It was around the time when I was using a flamethrower to roast zombie-like cultists in a mission set to Disco Inferno by The Trammps that I realised that I hate Far Cry 5. I’ve been a long-term admirer of the series, especially the snaking direction it has taken over the years, but this fifth installment has extracted the key elements I love and replaced them with zaniness and eccentricity. Far Cry 5 has traded the series’ savage nature for knock-off GTA humour, and I’m pretty upset about it.
Nevermind the humour, why are Far Cry 5’s drivers so bad?
My enjoyment of previous Far Cry games comes from more than just their excellent gun feel, expansive worlds, and sandbox freedom. For me, the appeal has always been in how vicious they have been. They depict savage people in savage lands, making use of deplorable violence to achieve their goals. Blood, bullets, and blades are used in a way that makes you flinch, which is a departure from how bloodshed is typically handled in games. Far Cry’s battles aren’t about being cool; they’re about being awful.
The violence is neatly woven into the politics of the series. The messages of each Far Cry game are not particularly deep, but they do have something to say. Far Cry 2 analysed the brutality of the arms trade in a divided nation, and how people strive to make profit from suffering. Far Cry 3 looked at colonisation and the impact of violence on young people. Far Cry 4 put civil war and military dictatorships under the magnifying glass. All of these games are about the politics of violence, hence the savage nature of their worlds. Bullets puncture flesh and must be wrenched out with pliers, animal skins are sliced from corpses with the aid of a ten-inch blade, and characters snarl their murderous instructions to you through gritted teeth.
Far Cry 5 has none of this. Immediately noticeable is the altered health system, which eliminates the painful bullet-and-bone removing animations and replaces them with a simple bandage. The violence of hunting is gone, with pelts being invisible loot as opposed to items that must be torn from carcasses. And with the removal of crafting, the connection to wildlife is removed; hunting is now an impactless sport to add a few extra dollars to your back pocket, rather than a necessary evil to increase your chances of survival.
These changes are small components that are part of a larger shift. The tone of the world has been radically altered. Outside of the few core story missions focusing on the cult family members, most of Far Cry 5’s missions are irreverent in tone. Rather than taking the world seriously, your adventures bring you face to face with a variety of characters who feel as if they were harvested from the cutting room floors of Grand Theft Auto and Dead Rising. I’ve already mentioned Sharky Bowshaw of “burn baby burn” fame, but there’s also Guy Marvel, a Z-tier film director intent on creating a bombastic epic; Larry Parker, a conspiracy theorist convinced aliens are invading Montana; and Hurk Drubman Sr., a crazed Republican candidate looking to save the county from “Obama-loving libtards”. These characters are not the oddities of previous games; these are crassly-written caricatures that detract from any compelling story about the Eden’s Gate cult that the Ubisoft attempt to convey.

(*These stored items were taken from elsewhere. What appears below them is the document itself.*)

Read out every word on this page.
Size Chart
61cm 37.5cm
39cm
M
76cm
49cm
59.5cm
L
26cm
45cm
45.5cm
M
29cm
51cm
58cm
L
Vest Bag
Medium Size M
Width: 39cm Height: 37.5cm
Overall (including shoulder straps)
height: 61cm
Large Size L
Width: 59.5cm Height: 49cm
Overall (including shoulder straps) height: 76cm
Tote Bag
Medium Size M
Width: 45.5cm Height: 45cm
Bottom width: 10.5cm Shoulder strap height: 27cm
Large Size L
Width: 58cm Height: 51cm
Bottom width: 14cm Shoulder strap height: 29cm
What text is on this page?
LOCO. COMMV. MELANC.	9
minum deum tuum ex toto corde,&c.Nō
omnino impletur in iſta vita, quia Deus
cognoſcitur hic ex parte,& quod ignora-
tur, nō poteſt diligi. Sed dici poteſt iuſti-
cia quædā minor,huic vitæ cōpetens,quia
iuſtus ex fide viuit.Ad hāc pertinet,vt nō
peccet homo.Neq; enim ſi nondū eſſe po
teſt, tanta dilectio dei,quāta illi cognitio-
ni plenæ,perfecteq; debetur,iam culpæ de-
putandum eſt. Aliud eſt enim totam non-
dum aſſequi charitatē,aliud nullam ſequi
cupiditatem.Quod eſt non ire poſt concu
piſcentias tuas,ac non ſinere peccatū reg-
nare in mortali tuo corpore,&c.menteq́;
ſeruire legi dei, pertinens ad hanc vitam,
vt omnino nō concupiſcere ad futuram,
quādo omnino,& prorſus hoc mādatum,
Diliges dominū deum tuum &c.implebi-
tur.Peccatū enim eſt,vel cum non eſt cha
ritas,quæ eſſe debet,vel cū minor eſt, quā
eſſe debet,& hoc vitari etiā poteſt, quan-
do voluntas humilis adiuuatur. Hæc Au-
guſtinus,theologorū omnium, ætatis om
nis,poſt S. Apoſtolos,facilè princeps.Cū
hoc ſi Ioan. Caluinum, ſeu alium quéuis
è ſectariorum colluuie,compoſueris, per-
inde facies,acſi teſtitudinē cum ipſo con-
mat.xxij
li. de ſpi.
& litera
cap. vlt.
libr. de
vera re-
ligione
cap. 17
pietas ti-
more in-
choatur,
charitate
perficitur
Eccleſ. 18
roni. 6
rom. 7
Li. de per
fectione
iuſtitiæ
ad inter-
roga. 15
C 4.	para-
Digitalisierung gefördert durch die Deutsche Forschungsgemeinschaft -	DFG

These strange characters provide even stranger mission objectives. An early quest involves killing bulls while they’re having sex in order to harvest their testicles, all while Marvin Gaye’s Sexual Healing plays over the action. Later on, the game insists on flooding battles with zombies, weakly justified by the cult using drugs to turn innocent people into mindless weapons. The slaughter of these zombies is then used as a set-piece for Guy Marvel’s film. Bizzare doesn’t begin to describe it.
The question, then, is why did Ubisoft trade in Far Cry’s serrated teeth for something so similar to Grand Theft Auto? I don’t have an answer, but I do have a theory: the American setting is just too close to home to maintain the savagery. The US is a country plagued by gun violence and questionable politics. To play it straight and depict brutality in America would be too uncomfortable. Without the defence buffer of a far-away country that means less to the majority of the game’s audience, the only option is satire. If this is Ubisoft’s line of thinking, I understand. I do, however, feel that Far Cry 5’s humour largely misses the satire mark and ends up firmly in the ‘dumb fun’ camp. That would be fine, were this not a game that is attempting to explore serious themes of separatism and armed uprisings.
Ubisoft have proved in the past that they are able to successfully satirise the United States and its problems: see Watch Dogs 2. Alas, Far Cry 5 doesn’t come close. I wish it were braver. I wish its story had something more to say than “cults are bad”. But, most of all, I wish it hadn’t sacrificed the series’ unique savagery for bad copycat humour. Perhaps we’ll see something more uncomfortable return in a non-American setting. But I won’t hold my breath; we never saw the return of degrading weapons, did we?